Dentro de todo lo tradicional que siempre se vendió en Casa Baglio, Emiliano destacó que "lo tradicional son ravioles de verdura, que son los que más conoce la gente y lo que más se vende. Pero como variedad incorporamos otros ñoquis, ya que antes se hacían de espinaca o papa, pero con Tomás le dimos una vuelta de rosca y ahora hacemos de pesto (que a la gente les ha caído excelente), de calabaza, de tomate y albahaca, de remolacha. Y salen muchísimo también, los de pesto y tomate-albahaca son un golazo. También agregamos fideos rellenos: antes había de jamón y queso, y verdura, pero agregamos los de masa de espinaca con relleno de ricota y nuez, y los de masa de tomate y albahaca con relleno de cuatro quesos. De vez en cuando hacemos los de masa de remolacha con relleno de calabaza, para la gente que es vegetariana por ejemplo, así que tratamos de llegar a otro público y tiene otra opción".

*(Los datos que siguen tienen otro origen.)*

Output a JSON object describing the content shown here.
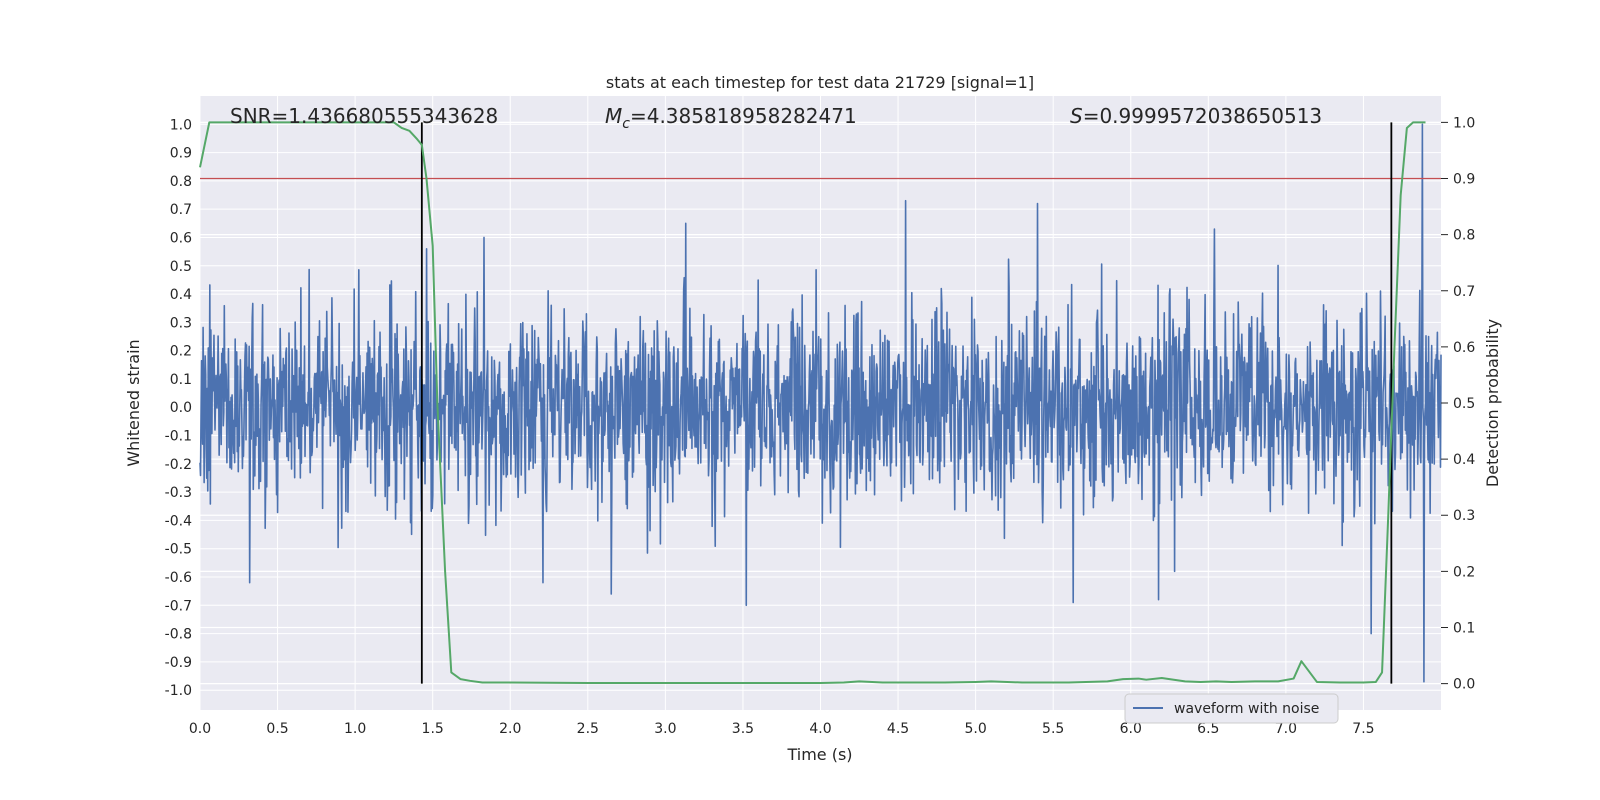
{
  "chart_data": {
    "type": "line",
    "title": "stats at each timestep for test data 21729 [signal=1]",
    "xlabel": "Time (s)",
    "ylabel": "Whitened strain",
    "y2label": "Detection probability",
    "xlim": [
      0.0,
      8.0
    ],
    "ylim": [
      -1.07,
      1.1
    ],
    "y2lim": [
      -0.047,
      1.047
    ],
    "xticks": [
      0.0,
      0.5,
      1.0,
      1.5,
      2.0,
      2.5,
      3.0,
      3.5,
      4.0,
      4.5,
      5.0,
      5.5,
      6.0,
      6.5,
      7.0,
      7.5
    ],
    "yticks": [
      -1.0,
      -0.9,
      -0.8,
      -0.7,
      -0.6,
      -0.5,
      -0.4,
      -0.3,
      -0.2,
      -0.1,
      0.0,
      0.1,
      0.2,
      0.3,
      0.4,
      0.5,
      0.6,
      0.7,
      0.8,
      0.9,
      1.0
    ],
    "y2ticks": [
      0.0,
      0.1,
      0.2,
      0.3,
      0.4,
      0.5,
      0.6,
      0.7,
      0.8,
      0.9,
      1.0
    ],
    "xtick_labels": [
      "0.0",
      "0.5",
      "1.0",
      "1.5",
      "2.0",
      "2.5",
      "3.0",
      "3.5",
      "4.0",
      "4.5",
      "5.0",
      "5.5",
      "6.0",
      "6.5",
      "7.0",
      "7.5"
    ],
    "ytick_labels": [
      "-1.0",
      "-0.9",
      "-0.8",
      "-0.7",
      "-0.6",
      "-0.5",
      "-0.4",
      "-0.3",
      "-0.2",
      "-0.1",
      "0.0",
      "0.1",
      "0.2",
      "0.3",
      "0.4",
      "0.5",
      "0.6",
      "0.7",
      "0.8",
      "0.9",
      "1.0"
    ],
    "y2tick_labels": [
      "0.0",
      "0.1",
      "0.2",
      "0.3",
      "0.4",
      "0.5",
      "0.6",
      "0.7",
      "0.8",
      "0.9",
      "1.0"
    ],
    "grid": true,
    "legend": {
      "entries": [
        "waveform with noise"
      ],
      "location": "lower-right"
    },
    "annotations": {
      "snr": "SNR=1.436680555343628",
      "mc_symbol": "M",
      "mc_subscript": "c",
      "mc_value": "=4.385818958282471",
      "s_symbol": "S",
      "s_value": "=0.9999572038650513"
    },
    "threshold_line": {
      "axis": "y2",
      "value": 0.9,
      "color": "#c44e52"
    },
    "event_lines": [
      {
        "x": 1.43,
        "y2_range": [
          0.0,
          1.0
        ]
      },
      {
        "x": 7.68,
        "y2_range": [
          0.0,
          1.0
        ]
      }
    ],
    "series": [
      {
        "name": "waveform with noise",
        "axis": "y",
        "color": "#4c72b0",
        "kind": "noise",
        "duration": 8.0,
        "envelope_typical_max": 0.4,
        "peak_excursions": [
          {
            "x": 0.32,
            "v": -0.62
          },
          {
            "x": 1.46,
            "v": 0.56
          },
          {
            "x": 1.83,
            "v": 0.6
          },
          {
            "x": 2.21,
            "v": -0.62
          },
          {
            "x": 2.65,
            "v": -0.66
          },
          {
            "x": 3.13,
            "v": 0.65
          },
          {
            "x": 3.52,
            "v": -0.7
          },
          {
            "x": 4.55,
            "v": 0.73
          },
          {
            "x": 5.4,
            "v": 0.72
          },
          {
            "x": 5.63,
            "v": -0.69
          },
          {
            "x": 6.18,
            "v": -0.68
          },
          {
            "x": 6.54,
            "v": 0.63
          },
          {
            "x": 7.55,
            "v": -0.8
          },
          {
            "x": 7.88,
            "v": 1.0
          },
          {
            "x": 7.89,
            "v": -0.97
          }
        ]
      },
      {
        "name": "detection probability",
        "axis": "y2",
        "color": "#55a868",
        "x": [
          0.0,
          0.06,
          0.12,
          0.2,
          0.3,
          0.5,
          0.8,
          1.1,
          1.2,
          1.25,
          1.3,
          1.35,
          1.4,
          1.43,
          1.46,
          1.5,
          1.53,
          1.58,
          1.62,
          1.68,
          1.74,
          1.82,
          2.0,
          2.5,
          3.0,
          3.5,
          4.0,
          4.15,
          4.25,
          4.4,
          4.6,
          4.8,
          5.0,
          5.1,
          5.3,
          5.6,
          5.85,
          5.95,
          6.05,
          6.1,
          6.2,
          6.35,
          6.45,
          6.55,
          6.65,
          6.8,
          6.95,
          7.05,
          7.1,
          7.2,
          7.35,
          7.5,
          7.58,
          7.62,
          7.66,
          7.7,
          7.74,
          7.78,
          7.82,
          7.86,
          7.9
        ],
        "values": [
          0.92,
          1.0,
          1.0,
          1.0,
          1.0,
          1.0,
          1.0,
          1.0,
          1.0,
          1.0,
          0.99,
          0.985,
          0.97,
          0.96,
          0.9,
          0.78,
          0.5,
          0.2,
          0.02,
          0.008,
          0.005,
          0.002,
          0.002,
          0.001,
          0.001,
          0.001,
          0.001,
          0.002,
          0.004,
          0.002,
          0.002,
          0.002,
          0.003,
          0.004,
          0.002,
          0.002,
          0.004,
          0.008,
          0.009,
          0.007,
          0.01,
          0.004,
          0.003,
          0.004,
          0.003,
          0.004,
          0.004,
          0.009,
          0.04,
          0.003,
          0.002,
          0.002,
          0.003,
          0.02,
          0.3,
          0.6,
          0.87,
          0.99,
          1.0,
          1.0,
          1.0
        ]
      }
    ]
  }
}
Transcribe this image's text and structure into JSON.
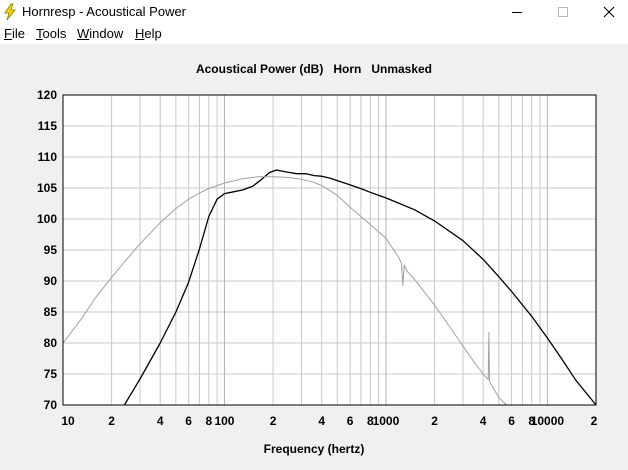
{
  "window": {
    "title": "Hornresp - Acoustical Power",
    "menu": [
      {
        "label": "File",
        "accel": "F",
        "rest": "ile"
      },
      {
        "label": "Tools",
        "accel": "T",
        "rest": "ools"
      },
      {
        "label": "Window",
        "accel": "W",
        "rest": "indow"
      },
      {
        "label": "Help",
        "accel": "H",
        "rest": "elp"
      }
    ]
  },
  "chart_data": {
    "type": "line",
    "title": "Acoustical Power (dB)   Horn   Unmasked",
    "xlabel": "Frequency (hertz)",
    "ylabel": "",
    "xscale": "log",
    "xlim": [
      10,
      20000
    ],
    "ylim": [
      70,
      120
    ],
    "y_ticks": [
      "120",
      "115",
      "110",
      "105",
      "100",
      "95",
      "90",
      "85",
      "80",
      "75",
      "70"
    ],
    "x_ticks": [
      {
        "f": 10,
        "label": "10"
      },
      {
        "f": 20,
        "label": "2"
      },
      {
        "f": 40,
        "label": "4"
      },
      {
        "f": 60,
        "label": "6"
      },
      {
        "f": 80,
        "label": "8"
      },
      {
        "f": 100,
        "label": "100"
      },
      {
        "f": 200,
        "label": "2"
      },
      {
        "f": 400,
        "label": "4"
      },
      {
        "f": 600,
        "label": "6"
      },
      {
        "f": 800,
        "label": "8"
      },
      {
        "f": 1000,
        "label": "1000"
      },
      {
        "f": 2000,
        "label": "2"
      },
      {
        "f": 4000,
        "label": "4"
      },
      {
        "f": 6000,
        "label": "6"
      },
      {
        "f": 8000,
        "label": "8"
      },
      {
        "f": 10000,
        "label": "10000"
      },
      {
        "f": 20000,
        "label": "2"
      }
    ],
    "grid": true,
    "colors": {
      "primary": "#000000",
      "secondary": "#a0a0a0",
      "grid": "#c8c8c8",
      "background": "#ffffff"
    },
    "series": [
      {
        "color": "#000000",
        "points": [
          [
            24,
            70
          ],
          [
            30,
            74.2
          ],
          [
            40,
            80
          ],
          [
            50,
            85
          ],
          [
            60,
            89.8
          ],
          [
            70,
            95.2
          ],
          [
            80,
            100.4
          ],
          [
            90,
            103.2
          ],
          [
            100,
            104.1
          ],
          [
            110,
            104.3
          ],
          [
            130,
            104.7
          ],
          [
            150,
            105.3
          ],
          [
            170,
            106.4
          ],
          [
            190,
            107.5
          ],
          [
            210,
            107.9
          ],
          [
            240,
            107.6
          ],
          [
            280,
            107.3
          ],
          [
            320,
            107.3
          ],
          [
            360,
            107.0
          ],
          [
            400,
            106.9
          ],
          [
            450,
            106.6
          ],
          [
            500,
            106.2
          ],
          [
            600,
            105.5
          ],
          [
            700,
            104.9
          ],
          [
            800,
            104.3
          ],
          [
            1000,
            103.4
          ],
          [
            1500,
            101.5
          ],
          [
            2000,
            99.7
          ],
          [
            3000,
            96.5
          ],
          [
            4000,
            93.5
          ],
          [
            5000,
            90.7
          ],
          [
            6000,
            88.3
          ],
          [
            8000,
            84.3
          ],
          [
            10000,
            80.8
          ],
          [
            12000,
            77.8
          ],
          [
            15000,
            74.0
          ],
          [
            20000,
            70
          ]
        ]
      },
      {
        "color": "#a0a0a0",
        "points": [
          [
            10,
            80
          ],
          [
            13,
            83.9
          ],
          [
            16,
            87.4
          ],
          [
            20,
            90.6
          ],
          [
            25,
            93.6
          ],
          [
            30,
            96.0
          ],
          [
            35,
            97.8
          ],
          [
            40,
            99.4
          ],
          [
            50,
            101.7
          ],
          [
            60,
            103.2
          ],
          [
            70,
            104.2
          ],
          [
            80,
            104.9
          ],
          [
            100,
            105.8
          ],
          [
            130,
            106.5
          ],
          [
            160,
            106.8
          ],
          [
            200,
            106.8
          ],
          [
            250,
            106.7
          ],
          [
            300,
            106.4
          ],
          [
            350,
            106.0
          ],
          [
            400,
            105.4
          ],
          [
            500,
            103.8
          ],
          [
            600,
            101.9
          ],
          [
            700,
            100.4
          ],
          [
            800,
            99.1
          ],
          [
            1000,
            96.9
          ],
          [
            1200,
            93.8
          ],
          [
            1250,
            92.8
          ],
          [
            1270,
            89.3
          ],
          [
            1300,
            92.6
          ],
          [
            1350,
            91.6
          ],
          [
            1500,
            90.3
          ],
          [
            2000,
            86.1
          ],
          [
            2500,
            82.5
          ],
          [
            3000,
            79.5
          ],
          [
            3500,
            77.0
          ],
          [
            4000,
            75.0
          ],
          [
            4300,
            74.1
          ],
          [
            4340,
            81.7
          ],
          [
            4380,
            73.8
          ],
          [
            5000,
            71.2
          ],
          [
            5600,
            70
          ]
        ]
      }
    ]
  }
}
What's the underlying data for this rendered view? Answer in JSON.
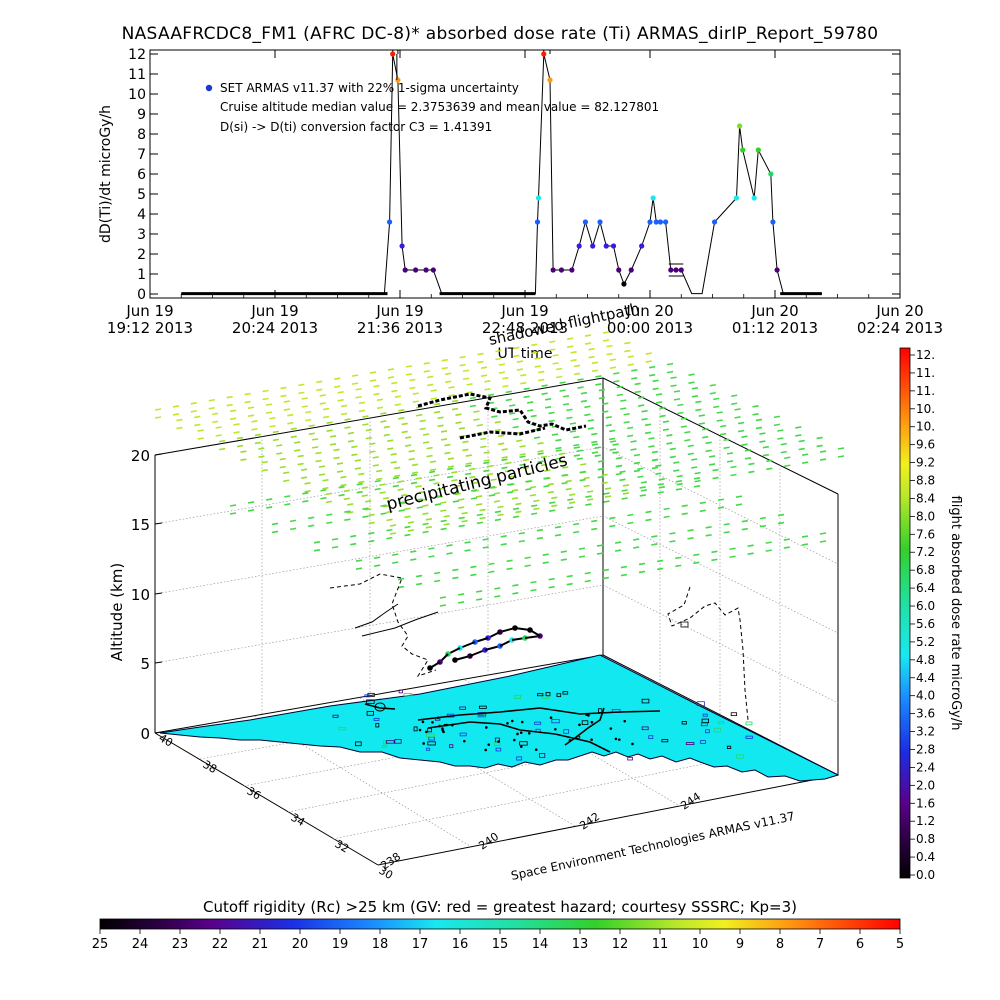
{
  "title": "NASAAFRCDC8_FM1 (AFRC DC-8)* absorbed dose rate (Ti) ARMAS_dirIP_Report_59780",
  "chart_data": [
    {
      "type": "line",
      "ylabel": "dD(Ti)/dt microGy/h",
      "xlabel": "UT time",
      "ylim": [
        0,
        12
      ],
      "y_ticks": [
        "0",
        "1",
        "2",
        "3",
        "4",
        "5",
        "6",
        "7",
        "8",
        "9",
        "10",
        "11",
        "12"
      ],
      "x_ticks": [
        {
          "line1": "Jun 19",
          "line2": "19:12 2013"
        },
        {
          "line1": "Jun 19",
          "line2": "20:24 2013"
        },
        {
          "line1": "Jun 19",
          "line2": "21:36 2013"
        },
        {
          "line1": "Jun 19",
          "line2": "22:48 2013"
        },
        {
          "line1": "Jun 20",
          "line2": "00:00 2013"
        },
        {
          "line1": "Jun 20",
          "line2": "01:12 2013"
        },
        {
          "line1": "Jun 20",
          "line2": "02:24 2013"
        }
      ],
      "x_hours": [
        0,
        1.2,
        2.4,
        3.6,
        4.8,
        6.0,
        7.2
      ],
      "annotations": [
        "SET ARMAS v11.37 with 22% 1-sigma uncertainty",
        "Cruise altitude median value = 2.3753639 and mean value = 82.127801",
        "D(si) -> D(ti) conversion factor C3 = 1.41391"
      ],
      "legend_marker_color": "#1a35d8",
      "series": [
        {
          "points": [
            [
              0.3,
              0.02
            ],
            [
              0.45,
              0.02
            ],
            [
              0.6,
              0.02
            ],
            [
              0.75,
              0.02
            ],
            [
              0.9,
              0.02
            ],
            [
              1.05,
              0.02
            ],
            [
              1.2,
              0.02
            ],
            [
              1.35,
              0.02
            ],
            [
              1.5,
              0.02
            ],
            [
              1.65,
              0.02
            ],
            [
              1.8,
              0.02
            ],
            [
              1.95,
              0.02
            ],
            [
              2.1,
              0.02
            ],
            [
              2.25,
              0.02
            ],
            [
              2.3,
              3.6
            ],
            [
              2.33,
              12.0
            ],
            [
              2.38,
              10.7
            ],
            [
              2.42,
              2.4
            ],
            [
              2.45,
              1.2
            ],
            [
              2.55,
              1.2
            ],
            [
              2.65,
              1.2
            ],
            [
              2.72,
              1.2
            ],
            [
              2.8,
              0.02
            ],
            [
              3.0,
              0.02
            ],
            [
              3.2,
              0.02
            ],
            [
              3.4,
              0.02
            ],
            [
              3.6,
              0.02
            ],
            [
              3.7,
              0.02
            ],
            [
              3.72,
              3.6
            ],
            [
              3.73,
              4.8
            ],
            [
              3.78,
              12.0
            ],
            [
              3.84,
              10.7
            ],
            [
              3.87,
              1.2
            ],
            [
              3.95,
              1.2
            ],
            [
              4.05,
              1.2
            ],
            [
              4.12,
              2.4
            ],
            [
              4.18,
              3.6
            ],
            [
              4.25,
              2.4
            ],
            [
              4.32,
              3.6
            ],
            [
              4.38,
              2.4
            ],
            [
              4.45,
              2.4
            ],
            [
              4.5,
              1.2
            ],
            [
              4.55,
              0.5
            ],
            [
              4.62,
              1.2
            ],
            [
              4.72,
              2.4
            ],
            [
              4.8,
              3.6
            ],
            [
              4.83,
              4.8
            ],
            [
              4.86,
              3.6
            ],
            [
              4.9,
              3.6
            ],
            [
              4.95,
              3.6
            ],
            [
              5.0,
              1.2
            ],
            [
              5.05,
              1.2
            ],
            [
              5.1,
              1.2
            ],
            [
              5.2,
              0.02
            ],
            [
              5.3,
              0.02
            ],
            [
              5.42,
              3.6
            ],
            [
              5.63,
              4.8
            ],
            [
              5.66,
              8.4
            ],
            [
              5.69,
              7.2
            ],
            [
              5.8,
              4.8
            ],
            [
              5.84,
              7.2
            ],
            [
              5.96,
              6.0
            ],
            [
              5.98,
              3.6
            ],
            [
              6.02,
              1.2
            ],
            [
              6.08,
              0.02
            ],
            [
              6.2,
              0.02
            ],
            [
              6.35,
              0.02
            ],
            [
              6.45,
              0.02
            ]
          ]
        }
      ]
    },
    {
      "type": "scatter",
      "zlabel": "Altitude (km)",
      "z_ticks": [
        "0",
        "5",
        "10",
        "15",
        "20"
      ],
      "lat_ticks": [
        "40",
        "38",
        "36",
        "34",
        "32",
        "30"
      ],
      "lon_ticks": [
        "238",
        "240",
        "242",
        "244"
      ],
      "annotations": [
        "shadowed flightpath",
        "precipitating particles"
      ],
      "credit": "Space Environment Technologies ARMAS v11.37",
      "map_fill_color": "#12e8f0",
      "particle_colors": [
        "#bfe82a",
        "#44d84a",
        "#9ade2a"
      ]
    },
    {
      "type": "heatmap",
      "colorbar_label": "flight absorbed dose rate microGy/h",
      "colorbar_ticks": [
        "12.",
        "11.",
        "11.",
        "10.",
        "10.",
        "9.6",
        "9.2",
        "8.8",
        "8.4",
        "8.0",
        "7.6",
        "7.2",
        "6.8",
        "6.4",
        "6.0",
        "5.6",
        "5.2",
        "4.8",
        "4.4",
        "4.0",
        "3.6",
        "3.2",
        "2.8",
        "2.4",
        "2.0",
        "1.6",
        "1.2",
        "0.8",
        "0.4",
        "0.0"
      ]
    },
    {
      "type": "heatmap",
      "colorbar_label": "Cutoff rigidity (Rc) >25 km (GV: red = greatest hazard; courtesy SSSRC; Kp=3)",
      "colorbar_ticks": [
        "25",
        "24",
        "23",
        "22",
        "21",
        "20",
        "19",
        "18",
        "17",
        "16",
        "15",
        "14",
        "13",
        "12",
        "11",
        "10",
        "9",
        "8",
        "7",
        "6",
        "5"
      ]
    }
  ]
}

"El pan siempre estuvo, pero ahora está el pan de nosotros y la gente también lo adoptó, lo mismo que a la galleta de campo que antes no se vendía. Pero tenemos muchísimo público que es de campo y se lleva 10 planchas de ravioles de verdura para freezar y dos o tres galletas que las guarda en el freezer; también tenemos variedad de almacén, lácteos, salsas, etc." siguió diciendo Emiliano, para finalizar resaltando que "me dí cuenta de que si bien la carrera que estudié me encantó, lo mío son los negocios, el comercio, estar con la gente, preocuparme de que las cosas tienen que salir bien, de estar al tanto de lo que necesitan los chicos en la fábrica. Descubrí que lo que me gusta es ésto, que quizá mis padres me lo enseñaron inconscientemente desde chico".